I guess I hadn’t realized that new tougher driving under the influence laws in Washington require all offenders, even people arrested on DUI charges for the first time or those who blow just at .08, to install ignition interlock devices on their cars in order to get their drivers license back. And they have to have it in their car for two years, even if they do deferred prosecution.
A Spokane City police officer was fired recently after being arrested for drunk driving because the Police Chief said the device would hamper his job performance, and now the County is wondering how it will deal with a sheriff’s deputy arrested on suspicion of drunk driving. Here’s an article in the Spokesman-Review today about the implications of these new, tougher laws.
I’m definetely against drunk driving, but it seems a little extreme to me to require an ignition interlock device for TWO YEARS for someone who goes through deferred prosecution, meaning they pay substantial fines, attend intense (sometimes daily) counseling, attend AA or other meetings, and are closely monitored by the court. Seems to me that that’s enough to scare you straight as I know people who have done this program and said it’s a major phsycological, financial and time strain. But maybe I’m too lax. Anyone?

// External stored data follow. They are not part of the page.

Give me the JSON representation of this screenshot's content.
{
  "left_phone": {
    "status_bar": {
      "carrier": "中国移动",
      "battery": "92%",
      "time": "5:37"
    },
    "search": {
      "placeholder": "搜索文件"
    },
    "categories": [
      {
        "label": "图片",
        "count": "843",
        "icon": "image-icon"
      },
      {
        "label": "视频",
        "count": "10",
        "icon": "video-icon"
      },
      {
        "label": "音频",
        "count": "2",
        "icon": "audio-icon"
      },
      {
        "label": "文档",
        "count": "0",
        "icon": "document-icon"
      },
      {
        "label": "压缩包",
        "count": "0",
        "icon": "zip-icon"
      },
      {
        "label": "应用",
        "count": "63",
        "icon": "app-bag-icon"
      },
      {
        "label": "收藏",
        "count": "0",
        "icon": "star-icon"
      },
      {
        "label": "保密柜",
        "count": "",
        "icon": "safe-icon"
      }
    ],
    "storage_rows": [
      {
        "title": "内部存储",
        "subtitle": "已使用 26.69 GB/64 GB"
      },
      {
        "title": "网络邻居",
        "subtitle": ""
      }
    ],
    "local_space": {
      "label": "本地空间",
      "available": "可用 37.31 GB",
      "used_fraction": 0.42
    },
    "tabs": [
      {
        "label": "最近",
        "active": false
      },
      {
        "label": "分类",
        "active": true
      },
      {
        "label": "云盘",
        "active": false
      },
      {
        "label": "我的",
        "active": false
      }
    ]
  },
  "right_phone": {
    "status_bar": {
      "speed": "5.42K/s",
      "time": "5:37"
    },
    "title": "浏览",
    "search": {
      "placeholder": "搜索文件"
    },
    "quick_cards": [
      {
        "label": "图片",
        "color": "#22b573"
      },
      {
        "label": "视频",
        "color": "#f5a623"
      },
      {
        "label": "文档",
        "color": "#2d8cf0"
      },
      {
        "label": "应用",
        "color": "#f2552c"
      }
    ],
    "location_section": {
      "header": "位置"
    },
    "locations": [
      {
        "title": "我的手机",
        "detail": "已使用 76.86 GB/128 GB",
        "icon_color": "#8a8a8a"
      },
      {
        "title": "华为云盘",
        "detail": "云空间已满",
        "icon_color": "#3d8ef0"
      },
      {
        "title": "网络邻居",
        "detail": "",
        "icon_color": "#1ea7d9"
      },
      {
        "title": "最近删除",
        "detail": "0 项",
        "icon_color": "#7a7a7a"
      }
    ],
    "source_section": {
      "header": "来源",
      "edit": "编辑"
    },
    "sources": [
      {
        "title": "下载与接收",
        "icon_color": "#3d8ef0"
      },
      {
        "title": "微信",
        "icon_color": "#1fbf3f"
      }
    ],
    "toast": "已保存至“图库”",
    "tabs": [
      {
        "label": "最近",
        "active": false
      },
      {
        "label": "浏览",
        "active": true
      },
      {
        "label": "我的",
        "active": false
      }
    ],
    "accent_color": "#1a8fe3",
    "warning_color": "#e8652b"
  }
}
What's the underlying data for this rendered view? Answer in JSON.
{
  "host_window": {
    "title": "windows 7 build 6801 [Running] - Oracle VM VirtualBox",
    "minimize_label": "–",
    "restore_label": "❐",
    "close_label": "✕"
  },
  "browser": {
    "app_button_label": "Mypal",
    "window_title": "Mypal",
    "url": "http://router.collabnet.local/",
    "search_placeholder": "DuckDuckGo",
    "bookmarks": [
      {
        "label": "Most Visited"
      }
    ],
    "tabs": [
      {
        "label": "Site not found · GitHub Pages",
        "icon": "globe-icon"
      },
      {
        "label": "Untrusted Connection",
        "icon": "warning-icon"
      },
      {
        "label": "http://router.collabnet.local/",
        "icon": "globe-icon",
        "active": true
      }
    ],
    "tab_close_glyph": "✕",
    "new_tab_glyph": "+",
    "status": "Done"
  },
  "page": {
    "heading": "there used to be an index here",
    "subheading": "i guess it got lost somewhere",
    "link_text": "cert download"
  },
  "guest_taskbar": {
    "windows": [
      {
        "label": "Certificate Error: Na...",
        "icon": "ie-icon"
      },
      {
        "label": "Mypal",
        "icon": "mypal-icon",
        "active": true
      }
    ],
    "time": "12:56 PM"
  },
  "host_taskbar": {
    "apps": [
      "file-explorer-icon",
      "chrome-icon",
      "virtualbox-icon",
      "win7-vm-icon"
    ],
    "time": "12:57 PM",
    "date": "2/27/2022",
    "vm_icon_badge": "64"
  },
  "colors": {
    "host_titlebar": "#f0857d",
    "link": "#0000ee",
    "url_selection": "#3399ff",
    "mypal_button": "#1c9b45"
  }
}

After years of PR campaigns begging and threatening people not to drive drunk, many still choose to drink and drive, demonstrating that they are not responsible enough to operate a motor vehicle.
While I'm not opposed to much more severe penalties for drunk driving, license revocation is not a substantial obstacle to driving. Maybe we should focus on keeping our existing unlicensed drivers off the road.
Good point Ventura. I personally know a couple people right now driving our roads minus a license. And while I disagree with what they're doing, I kind of understand because they need to make money to support their families and pay their fines and debt to society. In a community like ours, it's often hard to do that when dependent on public transportation. That's no excuse though.
The drunk driving injuries and deaths that are the worst to hear about are the ones where the driver has had repeated offenses and shouldn't even be behind the wheel.